In der Pause musste ich feststellen, dass es nur Getränke gab. Ich wurde auf eine Bar im gleichen Gebäude verwiesen. Da ich nach der Vorstellung noch über eine Stunde Zeit haben sollte, bis mein Zug nach Hause fuhr, fand ich dieses Angebot gar nicht mal schlecht.
Die Aufführung selbst lebte vor allem von der Musik Johnny Cashs. Dialoge zwischen den Liedern brachten den Zuschauern die wichtigsten Stationen aus dem Leben des Countrysängers nahe. Doch was wäre Johnny Cash ohne seine Duettpartnerin June Carter?
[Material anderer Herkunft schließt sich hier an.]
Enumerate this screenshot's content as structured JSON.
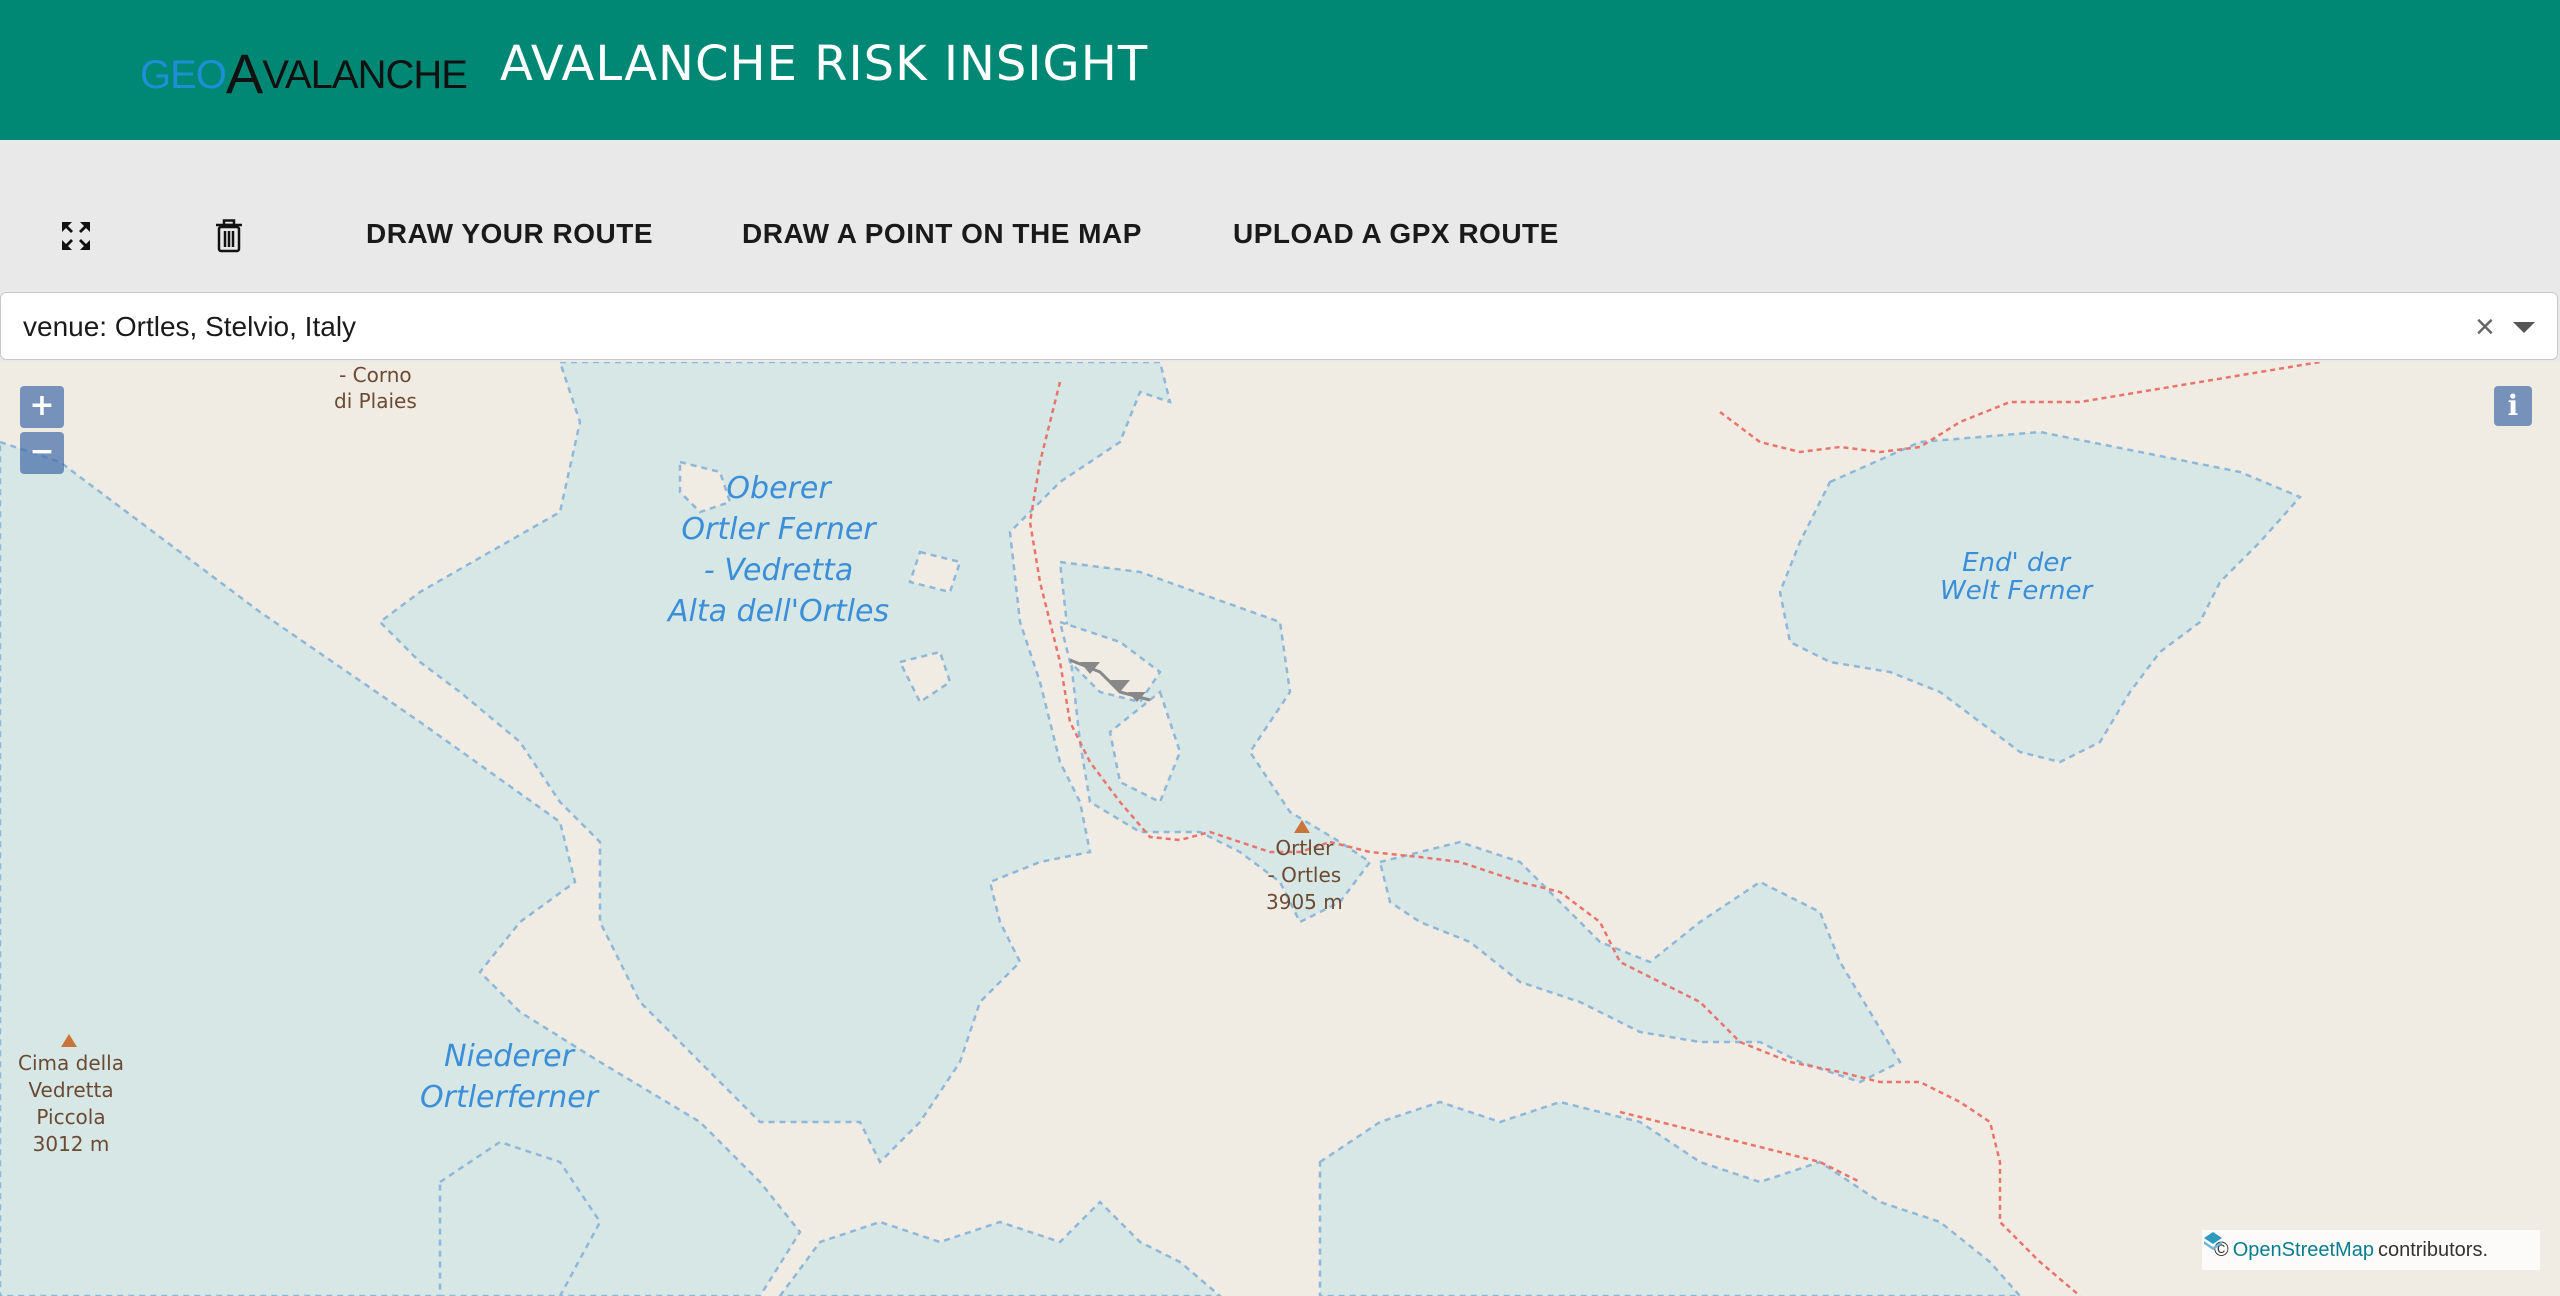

Ihre Darstellerin im weißen Kleid im Stil der 60er Jahre stellte zumindest optisch alles andere in den Schatten.
Die musikalische Umsetzung fand ich dagegen nicht optimal. Irgendwie gefallen mir die Originalaufnahmen besser. Einer der Titel — "A boy named Sue" — hat zumindest indirekt etwas mit unserer Problematik zu tun: http://de.wikipedia.org/wiki/A_Boy_Named_Sue
Die Aufführung wurde von den Zuschauern im ausverkauften Schauspielhaus begeistert aufgenommen. Die Darsteller wurden zu immer weiteren Zugaben herausgefordert. Dadurch dauerte die Veranstaltung fast eine halbe Stunde länger als im Programm angegeben.
Jetzt hatte ich das Problem, dass wieder keine Zeit zum Essen blieb. Mit inzwischen etwas knurrendem Magen machte ich mich auf den Weg zum Bahnhof. Dort fand ich schließlich doch noch die Gelegenheit für einen kleinen Imbiss. Es war zwar nur ein Fastfood-Restaurant, in dem ich mir als elegant gekleidete Dame etwas deplatziert vorkam, aber was soll"˜s, nachdem ein Mann gerade ging war ich die einzige im Raum.
Den Rest des Tages, 20 Minuten Bahnfahrt und 15 Minuten Fußweg, konnte ich bei angenehm mildem Herbstwetter noch einmal richtig genießen.
Um ein Fazit dieses Abends zu ziehen: Ich bin nicht mehr und nicht weniger Johnny-Cash-Fan als vorher, aber eine willkommene Abwechslung zu meinen sonst etwas anders gearteten kulturellen Erlebnissen war es allemal.